Regarding completeness of differential diagnoses, ChatGPT’s answer was 59.38% totally complete, 31.25% mostly complete and 9.38% included only basics. In none of the cases, the answers were poor or very poor.
Trends in appropriateness of ChatGPT answers in different stages of the study
In terms of correctness (Figs. 2 to 5), the percentage of totally correct answers given by ChatGPT showed a slight decrease: 75% (for treatment), 65.63% (for workups), 53.13% (for DDx) and 50% (for treatment). This is contrary to the increase in the given information to ChatGPT at each stage.
As the study proceeded, the percentage of totally correct answers decreased, giving an increase in the percentage of mostly correct and uncertain answers.

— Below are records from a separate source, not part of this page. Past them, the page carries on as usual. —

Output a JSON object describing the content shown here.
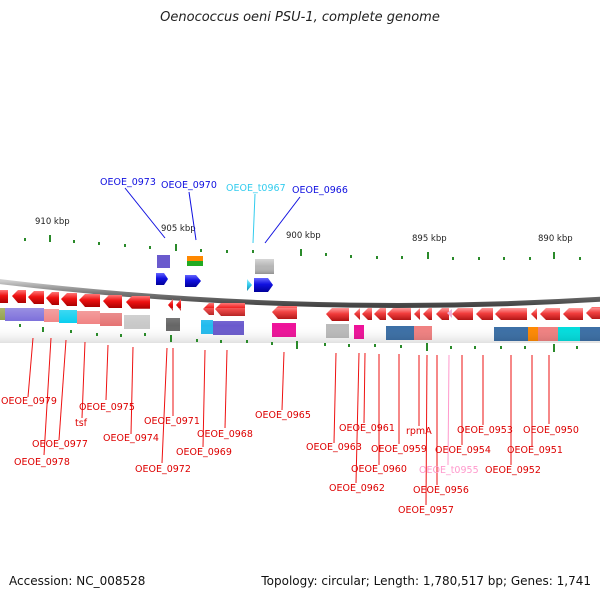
{
  "title": "Oenococcus oeni PSU-1, complete genome",
  "footer": {
    "accession": "Accession: NC_008528",
    "stats": "Topology: circular; Length: 1,780,517 bp; Genes: 1,741"
  },
  "colors": {
    "cds_forward": "#1010e0",
    "cds_reverse": "#ee1111",
    "trna_label": "#ff99cc",
    "rrna_label": "#33ccee",
    "tick": "#2a8a2a",
    "backbone": "#888888"
  },
  "scale": [
    "910 kbp",
    "905 kbp",
    "900 kbp",
    "895 kbp",
    "890 kbp"
  ],
  "upper_labels": [
    "OEOE_0973",
    "OEOE_0970",
    "OEOE_t0967",
    "OEOE_0966"
  ],
  "lower_labels": [
    "OEOE_0979",
    "OEOE_0975",
    "tsf",
    "OEOE_0977",
    "OEOE_0978",
    "OEOE_0974",
    "OEOE_0971",
    "OEOE_0972",
    "OEOE_0968",
    "OEOE_0969",
    "OEOE_0965",
    "OEOE_0963",
    "OEOE_0961",
    "OEOE_0962",
    "OEOE_0960",
    "OEOE_0959",
    "rpmA",
    "OEOE_0953",
    "OEOE_0950",
    "OEOE_0954",
    "OEOE_0951",
    "OEOE_t0955",
    "OEOE_0952",
    "OEOE_0956",
    "OEOE_0957"
  ]
}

The average score (quantitative scores from 1 to 5) of correctness is shown in Fig. 6. The mean scores of correctness show a slight decrease in each stage as the study proceeds.
In terms of completeness (Figs. 2 to 5), the percentage of totally complete answers given by ChatGPT also showed a slight decrease: 81.25% (for treatment), 62.50 (for workups), 62.50% (for DDx) and 59.38% (for treatment). This is contrary to the increase in the given information to ChatGPT at each stage.
As the study proceeded, the percentage of totally complete answers decreased, rising to the percentage of almost complete and only basics answers.
Figure 7 corresponds to the average completeness scores (1 to 5) at each stage of the study. The means of completeness scores were 4.81, 4,47, 4,53, 4,50 respectively.